July/August 2004

Blog #2: "Quan, Our World Is Not Your World"

By Quan Cao, ELL Outlook™ Contributing Writer

To be nobody-but-yourself-in a world which is doing its best, night and day, to make you everybody else-means to fight the hardest battle which any human being can fight; and never stop fighting.

E.E. Cummings

Summer is almost over, and my wanderings will become more focused in preparation for another school year. I find myself rushing in and out of town and connecting people and places in my mind's eye. Yet one theme keeps coming back, or more exactly, the juxtaposition of several. I find myself sitting in daylong meetings and facing groups of people where, again and again, questions abound about "meaning." What is the "meaning" of my Vietnamese identity? Why is it that we cannot recognize "diversity"? Are we more equipped now to face a changing world, or are we having trouble controlling events and forcing each other to squeeze into our idea of "meaning"?

Ads on television and even Web sites are selling based on demographics. Information keeps streaming in nonstop, but is information knowledge, and does knowledge have meaning?

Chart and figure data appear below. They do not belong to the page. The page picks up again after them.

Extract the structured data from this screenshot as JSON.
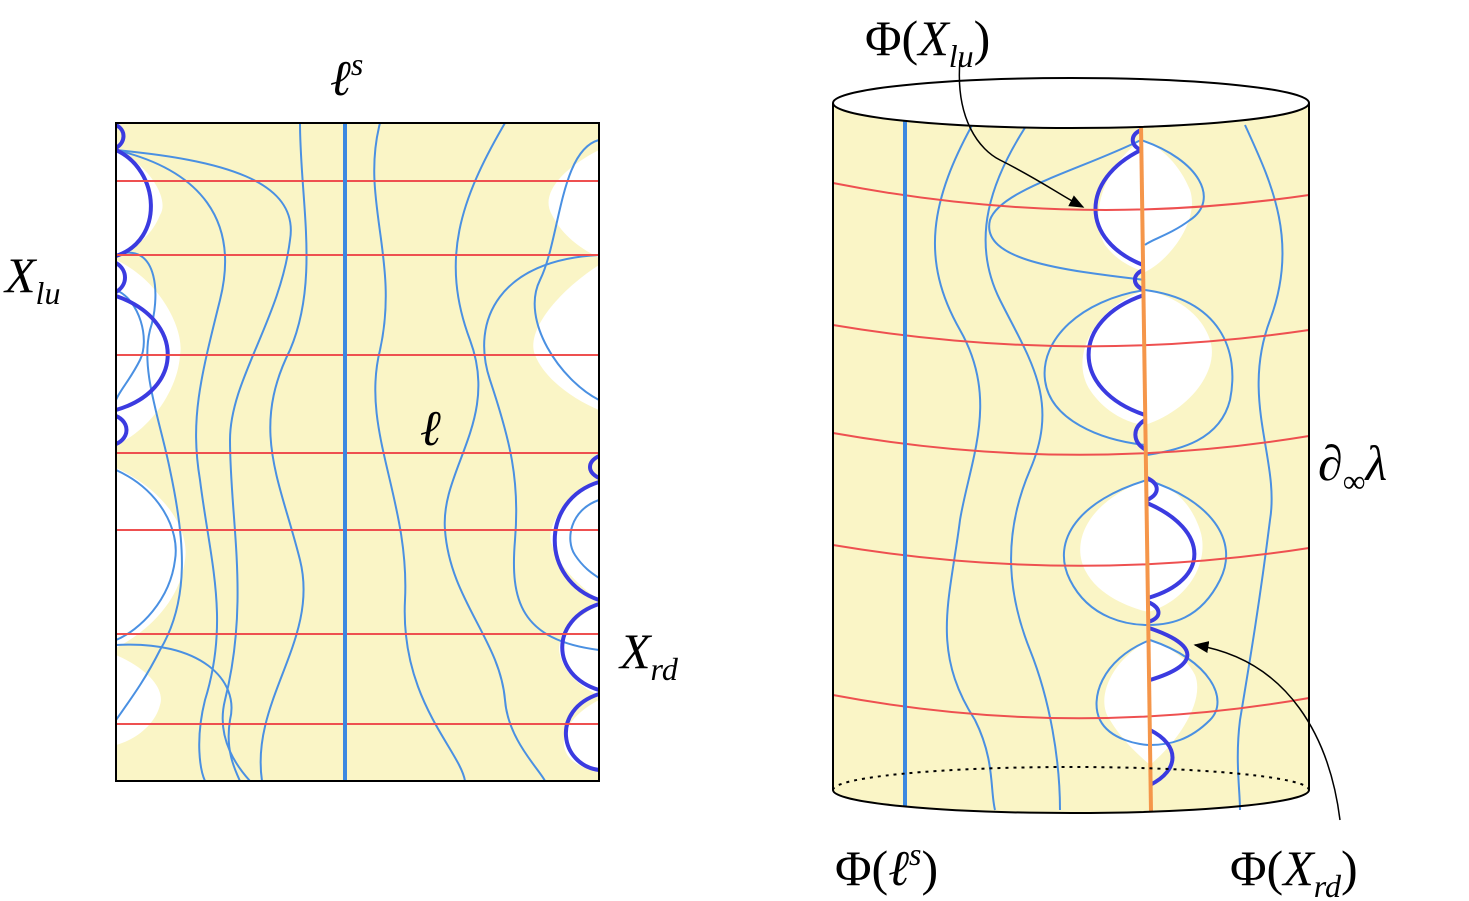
{
  "left_panel": {
    "labels": {
      "stable_leaf": {
        "base": "ℓ",
        "sup": "s"
      },
      "x_lu": {
        "base": "X",
        "sub": "lu"
      },
      "leaf": {
        "base": "ℓ"
      },
      "x_rd": {
        "base": "X",
        "sub": "rd"
      }
    }
  },
  "right_panel": {
    "labels": {
      "phi_x_lu": {
        "pre": "Φ(",
        "base": "X",
        "sub": "lu",
        "post": ")"
      },
      "boundary": {
        "pre": "∂",
        "sub": "∞",
        "base": "λ"
      },
      "phi_stable_leaf": {
        "pre": "Φ(",
        "base": "ℓ",
        "sup": "s",
        "post": ")"
      },
      "phi_x_rd": {
        "pre": "Φ(",
        "base": "X",
        "sub": "rd",
        "post": ")"
      }
    }
  }
}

I sat in my quiet classroom this morning and pondered these questions. The disconnects, the gaps, the resistance come tumbling forth. The last two semesters, when I asked my World Literature Survey class students to put down for me on an index card the last book they read and how often they read, I discovered 50% of them had not read a book in five years, and 75% of them do not read anything more than magazines or the sports page on a weekly basis. My students all tell me they discuss politics much more than their American counterparts, and they are shocked by how little their friends know about the world. So what has meaning for them? English to get a job and a degree. Money and a job to stay in school. War and peace? Rich and poor? Crime and punishment? Religion?

"Our world is not your world, Quan," they say to me, but when I ask them to give me just a bit more qualitative meaning about their world, they seem stuck. I put a chair in the middle of the room and tell them I would like them to write 300 words or a five-paragraph essay about the chair. They look at me as if I have lost my mind and maybe they should stop by Drop/Add while they still have a chance.

I sat there in the classroom and my mind ran through the rituals of a class beginning, the many scenarios of how the semester will play out, planning and plotting how I will get all my students to read, and to think about meaning, and to discover their voice in a different tongue, and to verbalize their "meaning" in a way that is just self-centered enough so they will not forget who they are, and selfless enough so they will find a central thread and a common denominator with their peers and their other teachers.

I tell them that I have one more goal than the ones they have intrinsically for their education, to make an A, to write a five-paragraph essay, to pass the final state exit exam. I want them to know at least three people in my class, so that by the end of the semester they will have three more friends than the first day they walked in the room. Maybe I am still trying to relive my first day in "Introduction to Plato" when I was 16, but I do know this. I remember very little of what I studied as an undergraduate. Out of the 100+ teachers I had, there were a handful who had something meaningful to say, who showed me by their words and their actions that they got it.

From those teachers, I have learnt this: We all struggle for meaning, especially those of us who teach and impart meaning to others. But I know that moments like this, when I am all by myself, asking myself questions about meaning, prepare me for moments when I am with my students, silencing my inner voice, listening to their voices and their questions. And I finally understand the meaning of Simon and Garfunkel's song "The Sounds of Silence."